I've narrowed it down to this line in mistralrs-pyo3/src/lib.rs for function not metal get_device():
The error is probably happening there because that is when the CUDA stuff will get initialized for the first time.

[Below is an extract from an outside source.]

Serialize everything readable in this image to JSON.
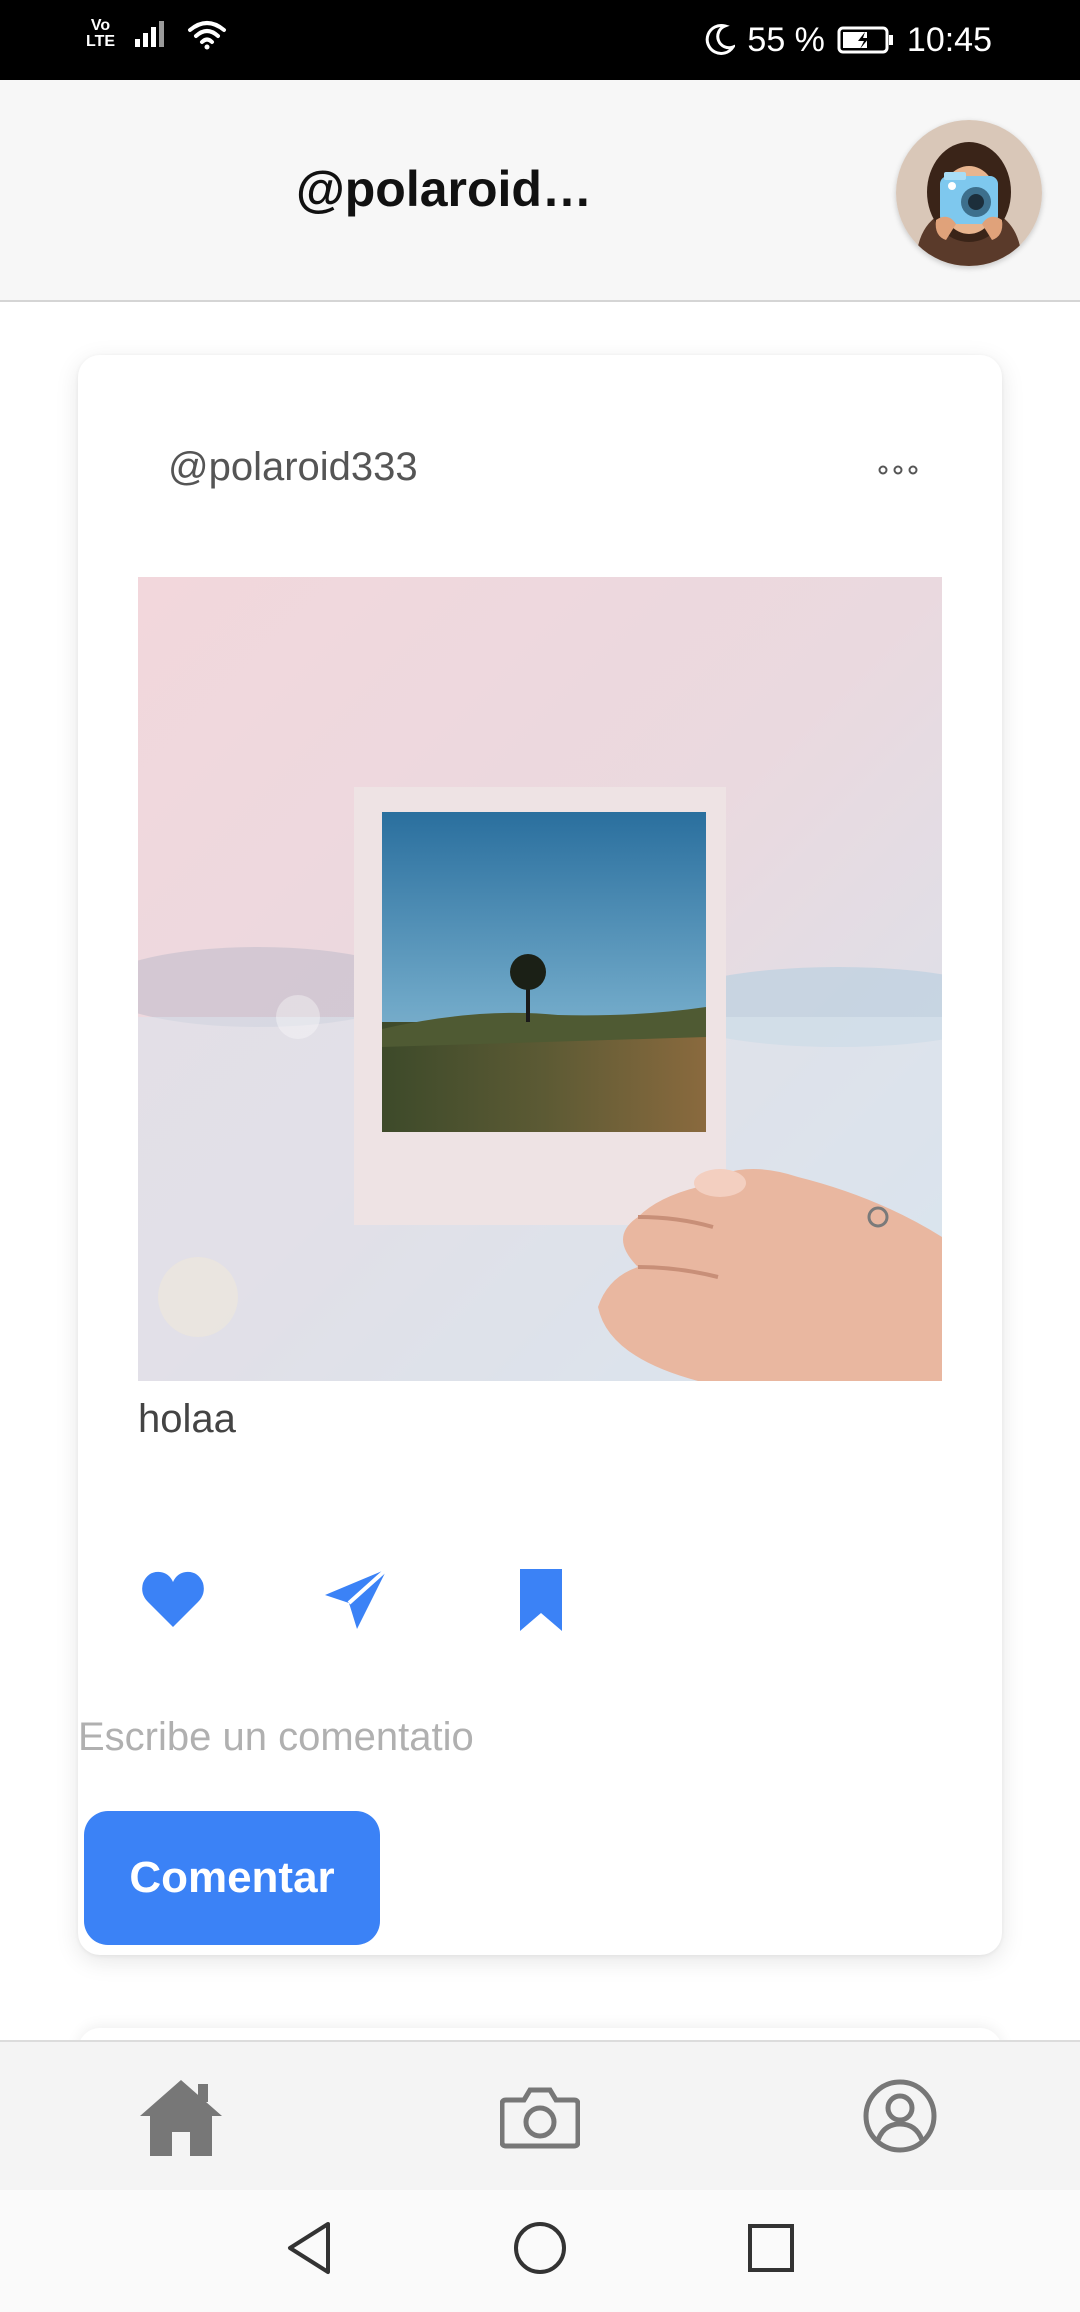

CUDA operation failed with error: CUDA_ERROR_STUB_LIBRARY
I think it's an issue with LD_LIBRARY_PATH pointing to cuda12.1. I tried to manually update it, but that didn't work. I'll get a ticket open with AWS.
Also, I'm going to create a PR with cudarc to add the additional error handling. Think that'll be beneficial going forward.